Prezes Rafako zauważył, że pieniądze na inwestycje w sektorze energetycznym będą, Rafako ma po swojej stronie tzw. know-how, a potencjalni klienci tylko czekają, aż sytuacja wokół spółki się wyjaśni. – Tę spółkę można uratować, bo klienci są, rynek jest, potencjał jest, wiedza w tej spółce jest – powiedział prezes Rafako. Robert Kuraszkiewicz poinformował załogę, że w ostatnich tygodniach wierzyciele i akcjonariusze Rafako razem pracowali nad przygotowaniem odpowiednich decyzji, co jest dobrym prognostykiem przed „Walnym” 21 grudnia. Na koniec zaapelował do akcjonariuszy i wierzycieli o podjęcie właściwych decyzji.

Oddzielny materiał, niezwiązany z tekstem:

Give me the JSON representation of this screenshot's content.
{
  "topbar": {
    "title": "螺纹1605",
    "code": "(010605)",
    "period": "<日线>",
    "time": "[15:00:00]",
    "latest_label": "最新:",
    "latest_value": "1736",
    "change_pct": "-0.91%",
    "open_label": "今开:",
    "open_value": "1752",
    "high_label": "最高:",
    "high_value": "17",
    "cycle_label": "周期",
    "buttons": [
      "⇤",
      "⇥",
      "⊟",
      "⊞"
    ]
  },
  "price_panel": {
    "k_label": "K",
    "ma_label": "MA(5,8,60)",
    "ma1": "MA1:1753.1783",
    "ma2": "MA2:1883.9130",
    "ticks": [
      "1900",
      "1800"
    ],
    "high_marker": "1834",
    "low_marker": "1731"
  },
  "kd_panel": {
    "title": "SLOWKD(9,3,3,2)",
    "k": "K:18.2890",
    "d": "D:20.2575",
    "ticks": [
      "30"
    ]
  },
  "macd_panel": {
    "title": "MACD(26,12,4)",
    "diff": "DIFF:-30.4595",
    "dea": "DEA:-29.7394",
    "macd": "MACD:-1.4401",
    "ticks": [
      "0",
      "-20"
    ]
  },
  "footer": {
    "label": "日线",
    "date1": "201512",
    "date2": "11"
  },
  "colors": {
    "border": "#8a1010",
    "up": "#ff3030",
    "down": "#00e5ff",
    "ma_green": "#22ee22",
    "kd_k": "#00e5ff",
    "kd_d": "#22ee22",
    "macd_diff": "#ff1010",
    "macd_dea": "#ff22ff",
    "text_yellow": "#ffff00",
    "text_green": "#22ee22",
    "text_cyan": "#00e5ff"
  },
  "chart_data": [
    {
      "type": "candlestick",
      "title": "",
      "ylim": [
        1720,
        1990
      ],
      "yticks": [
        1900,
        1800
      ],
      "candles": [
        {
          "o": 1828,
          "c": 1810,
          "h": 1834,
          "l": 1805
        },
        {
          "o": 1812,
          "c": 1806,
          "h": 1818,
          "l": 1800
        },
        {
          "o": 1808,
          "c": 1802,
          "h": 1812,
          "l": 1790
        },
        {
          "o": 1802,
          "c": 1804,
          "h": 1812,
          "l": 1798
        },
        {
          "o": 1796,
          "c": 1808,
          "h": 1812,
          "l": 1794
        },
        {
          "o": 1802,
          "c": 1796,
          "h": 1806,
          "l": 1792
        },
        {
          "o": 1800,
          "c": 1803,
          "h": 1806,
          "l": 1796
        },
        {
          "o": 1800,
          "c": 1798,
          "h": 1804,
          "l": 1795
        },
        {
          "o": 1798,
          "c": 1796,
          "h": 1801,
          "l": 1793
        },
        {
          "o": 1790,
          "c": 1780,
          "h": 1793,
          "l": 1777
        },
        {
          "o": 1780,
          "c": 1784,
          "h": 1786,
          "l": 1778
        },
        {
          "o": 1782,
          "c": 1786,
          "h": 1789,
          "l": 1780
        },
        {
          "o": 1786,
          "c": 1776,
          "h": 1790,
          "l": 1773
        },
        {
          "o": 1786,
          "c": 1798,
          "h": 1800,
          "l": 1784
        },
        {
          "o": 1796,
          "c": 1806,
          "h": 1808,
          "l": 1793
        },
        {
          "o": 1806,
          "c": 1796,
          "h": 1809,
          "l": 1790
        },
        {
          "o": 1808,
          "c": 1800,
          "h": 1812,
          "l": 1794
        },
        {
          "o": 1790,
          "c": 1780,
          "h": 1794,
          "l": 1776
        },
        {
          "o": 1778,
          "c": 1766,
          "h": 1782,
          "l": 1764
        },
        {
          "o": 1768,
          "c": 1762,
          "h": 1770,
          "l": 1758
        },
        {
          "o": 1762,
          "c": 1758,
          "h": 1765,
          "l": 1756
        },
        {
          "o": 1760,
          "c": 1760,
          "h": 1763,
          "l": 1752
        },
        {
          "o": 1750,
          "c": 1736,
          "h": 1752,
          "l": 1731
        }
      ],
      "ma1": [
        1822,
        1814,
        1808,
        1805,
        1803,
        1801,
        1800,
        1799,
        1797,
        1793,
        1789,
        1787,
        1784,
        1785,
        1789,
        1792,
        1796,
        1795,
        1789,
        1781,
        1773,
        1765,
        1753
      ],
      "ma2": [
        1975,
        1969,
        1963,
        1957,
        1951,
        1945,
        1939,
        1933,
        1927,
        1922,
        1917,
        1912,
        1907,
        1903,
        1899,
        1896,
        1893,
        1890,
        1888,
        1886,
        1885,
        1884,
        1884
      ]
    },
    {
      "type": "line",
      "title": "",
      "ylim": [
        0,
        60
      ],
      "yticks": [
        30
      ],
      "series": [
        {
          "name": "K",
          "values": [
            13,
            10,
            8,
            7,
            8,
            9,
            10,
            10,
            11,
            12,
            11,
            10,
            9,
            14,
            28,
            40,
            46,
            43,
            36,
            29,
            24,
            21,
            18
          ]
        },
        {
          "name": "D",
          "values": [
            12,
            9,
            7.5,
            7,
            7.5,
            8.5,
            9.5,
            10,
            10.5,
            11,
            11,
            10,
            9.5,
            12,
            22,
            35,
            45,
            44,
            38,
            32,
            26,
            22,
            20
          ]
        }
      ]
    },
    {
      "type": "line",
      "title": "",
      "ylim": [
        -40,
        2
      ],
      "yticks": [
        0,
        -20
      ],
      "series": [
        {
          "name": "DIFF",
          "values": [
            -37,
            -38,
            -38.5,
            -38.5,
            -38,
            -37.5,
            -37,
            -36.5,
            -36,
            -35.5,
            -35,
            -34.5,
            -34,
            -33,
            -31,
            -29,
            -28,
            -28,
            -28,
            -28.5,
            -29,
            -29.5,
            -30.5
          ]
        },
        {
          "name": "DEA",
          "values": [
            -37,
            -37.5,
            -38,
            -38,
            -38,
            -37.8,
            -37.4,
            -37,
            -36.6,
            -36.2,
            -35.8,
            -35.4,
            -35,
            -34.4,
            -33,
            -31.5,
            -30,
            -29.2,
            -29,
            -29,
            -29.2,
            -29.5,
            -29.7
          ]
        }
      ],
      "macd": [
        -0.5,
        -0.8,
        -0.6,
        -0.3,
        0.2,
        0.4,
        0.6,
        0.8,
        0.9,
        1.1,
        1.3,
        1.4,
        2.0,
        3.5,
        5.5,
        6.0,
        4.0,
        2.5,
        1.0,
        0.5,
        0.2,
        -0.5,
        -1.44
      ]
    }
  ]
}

Nowy prezes Rafako przyznał, że nigdy wcześniej w swojej karierze nie przyszedł do spółki, która znajdowałaby się w tak trudnej sytuacji:
Rafako uratują pracownicy i związki zawodowe?
Po prezesie Rafako głos zabrała członkini zarządu powiatu raciborskiego Ewa Lewandowska. Powiedziała, że jest tzw. „dzieckiem Rafako”, bo jej ojciec przepracował tu wiele lat. Zauważyła, że firma jest marką, dzięki swoim pracownikom – znakomitym fachowcom. Radny powiatowy Tomasz Cofała (prawdopodobny kandydat na prezydenta Raciborza w najbliższych wyborach) podzielił się z załogą Rafako swoim doświadczeniem z pracy w Rafamecie. W pewnym momencie nastąpił krach i firma znalazła się nad przepaścią. – Pracownicy i związki zawodowe uratowały Rafamet. Wierzę, że pracownicy i związki zawodowe uratują Rafako – powiedział.
Oprócz wymienionych, w wiecu wzięli udział również członek zarządu Powiatu Raciborskiego Piotr Olender, raciborski radny Henryk Mainusz, radny Jarosław Łęski.